France

Le départ des trois poids lourds MoDem, le signal d'une crise politique inédite

Jean-Marie Pottier, mis à jour le 21.06.2017 à 19 h 42

Elle frappe la présidence Macron dès ses premières semaines, repose la question complexe des rapports entre justice et politique et affaiblit immédiatement l'une des composantes de la majorité.

Dans la cour de l'Élysée, le 24 mai 2017. De gauche à droite: François Bayrou, Sylvie Goulard, Édouard Philippe, Gérard Collomb, Christophe Castaner et Jean-Yves Le Drian. STEPHANE DE SAKUTIN / AFP

Dans la cour de l'Élysée, le 24 mai 2017. De gauche à droite: François Bayrou, Sylvie Goulard, Édouard Philippe, Gérard Collomb, Christophe Castaner et Jean-Yves Le Drian. STEPHANE DE SAKUTIN / AFP

Quatre ministres démissionnaires en trois jours! La crise provoquée par le départ, dans un premier temps, de Sylvie Goulard, puis dans un second de François Bayrou et Marielle de Sarnez, noms auxquels il faut ajouter celui de Richard Ferrand, est inédite sous la Ve République par la combinaison de facteurs qu'elle offre. Elle frappe de manière précoce, en plein (très théorique) «état de grâce», elle repose la question complexe des rapports entre justice et politique et elle affaiblit immédiatement l'une des composantes de la majorité.

Tous les premiers gouvernements d'un mandat présidentiel perdent des membres en route, mais jamais avec une telle rapidité et dans une telle ampleur, puisque trois portefeuilles régaliens (Justice, Défense, Affaires européennes) ont changé de main. Généralement, les premiers départs d'un gouvernement sont isolés, qu'il s'agisse d'une défaite surprise aux législatives (Alain Juppé en 2007) ou d'un gros couac gouvernemental: le ministre des Réformes Jean-Jacques Servan-Schreiber était parti en treize jours en 1974 pour s'être opposé à la reprise des essais nucléaires, le cancérologue Léon Schwartzenberg avait été évincé en neuf jours en 1988 pour des propos contestés sur le dépistage du sida et la toxicomanie, et le ministre de l'Économie Alain Madelin avait démissionné au bout de quatre mois en 1995 après une sortie sur la remise en cause des «avantages acquis». Sous François Hollande, ces premiers départs avaient mis quasiment un an, avec la démission de Jérôme Cahuzac en mars 2013 puis l'éviction de Delphine Batho en juillet 2013.

«Ère du soupçon»

Cette crise a aussi reposé la question du possible maintien au gouvernement de personnes qui ne sont pas mises en examen, à plus forte raison condamnées, notamment quand l'une d'elle est Garde des Sceaux: pour l'instant, l'affaire sur les soupçons d'emplois fictifs du MoDem au Parlement européen donne lieu à une enquête préliminaire du parquet de Paris pour abus de confiance et recel d'abus de confiance.
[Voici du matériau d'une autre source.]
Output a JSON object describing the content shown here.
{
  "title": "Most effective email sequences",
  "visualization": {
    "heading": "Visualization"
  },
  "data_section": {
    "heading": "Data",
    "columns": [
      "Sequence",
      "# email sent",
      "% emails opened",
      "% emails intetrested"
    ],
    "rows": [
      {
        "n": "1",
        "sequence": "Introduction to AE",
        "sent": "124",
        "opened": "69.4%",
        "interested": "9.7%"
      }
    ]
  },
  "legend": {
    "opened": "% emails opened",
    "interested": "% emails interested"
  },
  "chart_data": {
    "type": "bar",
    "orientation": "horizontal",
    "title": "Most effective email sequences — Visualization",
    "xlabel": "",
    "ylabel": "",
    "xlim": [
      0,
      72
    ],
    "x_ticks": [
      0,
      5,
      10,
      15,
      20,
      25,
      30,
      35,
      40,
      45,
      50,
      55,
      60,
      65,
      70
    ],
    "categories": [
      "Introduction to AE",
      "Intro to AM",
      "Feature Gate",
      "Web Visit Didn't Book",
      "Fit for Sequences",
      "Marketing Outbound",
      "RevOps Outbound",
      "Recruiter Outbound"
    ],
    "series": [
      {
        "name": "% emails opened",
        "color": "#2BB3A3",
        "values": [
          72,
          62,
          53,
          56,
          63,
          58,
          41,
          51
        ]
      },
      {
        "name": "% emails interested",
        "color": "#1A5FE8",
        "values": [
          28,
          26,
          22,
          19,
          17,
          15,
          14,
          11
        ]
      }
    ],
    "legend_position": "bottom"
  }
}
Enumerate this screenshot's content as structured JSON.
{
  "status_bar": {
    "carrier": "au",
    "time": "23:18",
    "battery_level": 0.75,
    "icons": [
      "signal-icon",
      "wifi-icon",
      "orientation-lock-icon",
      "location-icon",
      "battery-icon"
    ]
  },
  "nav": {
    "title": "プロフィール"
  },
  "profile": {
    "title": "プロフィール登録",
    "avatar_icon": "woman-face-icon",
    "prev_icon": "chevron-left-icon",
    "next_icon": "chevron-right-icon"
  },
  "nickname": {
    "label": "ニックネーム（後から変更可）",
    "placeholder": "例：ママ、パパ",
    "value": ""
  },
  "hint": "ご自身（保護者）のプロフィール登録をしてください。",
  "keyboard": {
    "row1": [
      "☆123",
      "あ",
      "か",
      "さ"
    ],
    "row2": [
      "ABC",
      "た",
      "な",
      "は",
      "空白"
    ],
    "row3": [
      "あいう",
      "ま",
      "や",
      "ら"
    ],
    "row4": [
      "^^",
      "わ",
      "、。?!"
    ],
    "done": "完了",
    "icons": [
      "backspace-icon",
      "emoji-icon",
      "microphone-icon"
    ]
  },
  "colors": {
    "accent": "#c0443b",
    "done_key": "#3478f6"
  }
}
Le premier ministre démissionnaire pour raisons judiciaires sous la Ve République, le gaulliste Philippe Dechartre en 1972, l'avait fait après avoir été condamné en appel dans une affaire de refus de délivrance d'un permis de construire sur l'île de Ré. Sa démission n'avait été acceptée qu'au bout d'un mois par le Premier ministre Jacques Chaban-Delmas, qui avait notamment argué de la possibilité d'une cassation du jugement. S'est ensuite mise en place, dans les années 1990, la jurisprudence dite «Bérégovoy-Balladur», qui veut qu'un ministre mis en examen ou pour qui une mise en examen est imminente démissionne: une règle qui s'est appliquée, sous les présidences Mitterrand et Chirac, à Bernard Tapie (1992), Alain Carignon, Gérard Longuet et Michel Roussin (1994), Dominique Strauss-Kahn (1999), Renaud Donnedieu de Vabres (2002) et Pierre Bédier (2004). Tapie, Longuet, Roussin et Strauss-Kahn avaient bénéficié d'une relaxe.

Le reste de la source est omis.